Heute sind Prozesse jedoch unzertrennlich mit Systemen und Systemlandschaften verknüpft. Dieser Umstand führt zu einem der grossen Widersprüche in der Realisierung von strukturellen Veränderungen: Während Unternehmen nach vorne hin neue Strategien und Synergien markieren, stellt sich die Systemlandschaft in vielen Fällen eher als ein wildes Antiquariat veralteter IT-Systeme dar. Von durchgängigen Systemlandschaften kann in den meisten Fällen kaum die Rede sein. Eine Lösung ist da nicht einfach: Veraltete Systeminseln mit moderner Schnittstellentechnik zu einem Gesamtsystem zu verbinden ist aufwendig, teuer und auf Dauer wenig erfolgversprechend. «Nichts tun» – noch immer eine beliebte Variante – hilft auch nicht weiter, da die Kosten für heterogene Systemlandschaften in der Regel sehr hoch sind und die Weiterentwickelbarkeit eher beschränkt ist. Einfache Lösungen, etwa einfach ein System aus der eigenen Sammlung zum führenden System zu erklären und auf alle anderen Einheiten des Unternehmens zu «roll-outen», scheitern zumeist aus einem einzigen Grund: der fehlenden «Multisite»-Fähigkeit.
Was nun heisst «Multisite»? Da es sich um eines der eher selten propagierten Schlagworte im ERP-Begriffs-Dschungel handelt, ist eine gewisse Erklärung notwendig: «Multisite» – oder zu Deutsch «Mehrstandortfähigkeit» – beschreibt die Eignung eines ERP-Systems, verteilte Organisationsstrukturen, das heisst logistische Prozesse über mehrere Standorte («Werke») und in der Regel rechtlich eigenständige Firmen («Mandanten» oder «Buchungskreise») hinweg abzubilden.
Multisite ist damit ein funktionaler Aspekt. Eine reine standortübergreifende Zugänglichkeit beziehungsweise Verfügbarkeit etwa auf Grund einer Programmierung in Java oder der Verfügbarkeit einer Weboberfläche allein reicht nicht aus.
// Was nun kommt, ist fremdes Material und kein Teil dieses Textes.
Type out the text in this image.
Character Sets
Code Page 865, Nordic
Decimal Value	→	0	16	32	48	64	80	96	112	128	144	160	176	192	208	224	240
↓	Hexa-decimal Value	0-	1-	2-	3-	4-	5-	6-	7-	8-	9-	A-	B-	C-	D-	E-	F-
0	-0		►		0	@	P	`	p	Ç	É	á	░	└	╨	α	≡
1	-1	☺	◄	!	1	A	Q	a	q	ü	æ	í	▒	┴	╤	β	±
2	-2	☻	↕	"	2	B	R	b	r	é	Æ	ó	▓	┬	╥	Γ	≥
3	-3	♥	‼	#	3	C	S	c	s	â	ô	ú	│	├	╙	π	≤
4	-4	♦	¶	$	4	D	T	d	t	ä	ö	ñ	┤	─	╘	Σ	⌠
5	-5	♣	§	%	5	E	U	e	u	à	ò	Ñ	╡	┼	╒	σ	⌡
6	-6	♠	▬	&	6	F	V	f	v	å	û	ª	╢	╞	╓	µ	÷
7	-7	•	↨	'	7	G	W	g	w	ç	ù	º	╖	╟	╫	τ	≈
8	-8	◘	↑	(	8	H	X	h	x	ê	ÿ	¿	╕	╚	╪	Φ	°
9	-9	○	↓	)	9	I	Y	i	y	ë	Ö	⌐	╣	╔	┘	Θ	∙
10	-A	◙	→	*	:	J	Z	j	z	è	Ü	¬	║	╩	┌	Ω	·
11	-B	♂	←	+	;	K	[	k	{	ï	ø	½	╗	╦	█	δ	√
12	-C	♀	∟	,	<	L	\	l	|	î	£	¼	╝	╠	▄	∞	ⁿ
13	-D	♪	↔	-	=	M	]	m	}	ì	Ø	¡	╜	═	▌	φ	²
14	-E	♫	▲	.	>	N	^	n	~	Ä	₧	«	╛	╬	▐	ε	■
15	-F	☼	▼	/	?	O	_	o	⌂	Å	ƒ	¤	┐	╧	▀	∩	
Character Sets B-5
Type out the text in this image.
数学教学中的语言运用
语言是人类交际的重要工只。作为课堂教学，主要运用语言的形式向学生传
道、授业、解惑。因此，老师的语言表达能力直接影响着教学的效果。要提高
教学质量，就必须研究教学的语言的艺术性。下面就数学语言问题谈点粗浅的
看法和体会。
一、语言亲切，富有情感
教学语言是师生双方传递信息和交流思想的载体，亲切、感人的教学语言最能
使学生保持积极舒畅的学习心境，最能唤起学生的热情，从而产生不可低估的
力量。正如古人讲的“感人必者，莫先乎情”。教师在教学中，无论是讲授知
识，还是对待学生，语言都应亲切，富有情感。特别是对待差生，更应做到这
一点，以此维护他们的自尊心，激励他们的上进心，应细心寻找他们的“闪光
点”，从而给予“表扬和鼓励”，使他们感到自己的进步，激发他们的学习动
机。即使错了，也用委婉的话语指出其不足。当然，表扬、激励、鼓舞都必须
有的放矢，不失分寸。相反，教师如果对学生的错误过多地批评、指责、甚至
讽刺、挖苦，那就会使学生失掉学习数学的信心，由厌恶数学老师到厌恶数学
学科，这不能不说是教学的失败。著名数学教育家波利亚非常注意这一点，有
Der Aufbau einer echten Multisite-ERP-Systemlandschaft ist kein einfaches Unterfangen. Neben dem gegenüber Ein-Standort-ERP-Installationen deutlich gesteigerten Integrationsgrad kommen durch die originären Multisite-Prozesse Gestaltungs-, Pflege- und Administrationsaufgaben hinzu, die im Unternehmen bisher nicht bekannt waren. Als typisches Beispiel kann hier die Materialstammdatenpflege genannt werden, in der einheitliche Nummernkreise und Bezeichnungslogiken durchzusetzen, aber auch zahlreiche Masken und Felder lokal und individuell zu pflegen sind.
Neben die konzeptionellen treten die kulturellen Probleme: Das Leben auf der eigenen ERP-Insel wird durch ein standortübergreifendes ERP-System, das man nicht mehr so einfach lokal verbiegen kann, deutlich beeinflusst. Lokale Freiheitsgrade gehen zugunsten von globalen Synergien verloren – ein Umstand, der für viele Anwender nicht immer einsichtig ist. Das Problem der Komplexität wird auch in der alljährlich durchgeführten ERP-Zufriedenheitsstudie sichtbar: Viele der eher schlecht bewerteten Systeme – SAP, PSI oder Infor – sind klassische Multisite-Lösungen, deren Installationen häufig eine enorme Komplexität aufweisen. Dem Nachteil der hohen Komplexität steht aber der Vorteil von nachhaltigen und globalen Synergien entgegen.
Gerade für Schweizer KMU wird Multisite immer mehr zu einer wichtigen Perspektive. Um Erfolg zu haben, darf man Multisite nicht als Schlagwort verstehen, sondern als Lernaufgabe und Wissensbereich. Erst wenn man das Konzept und die daraus resultierenden Möglichkeiten und Zwänge versteht, ist ein erfolgreiches Projekt möglich. Dass ein solcher Erfolg realisierbar ist, zeigt jedoch eine Vielzahl von Schweizer KMU, die mit sehr kleinen IT-Abteilungen weltweit vernetzte, auf einer einheitlichen ERP-Platform basierende Multisite-ERP-Systeme betreiben.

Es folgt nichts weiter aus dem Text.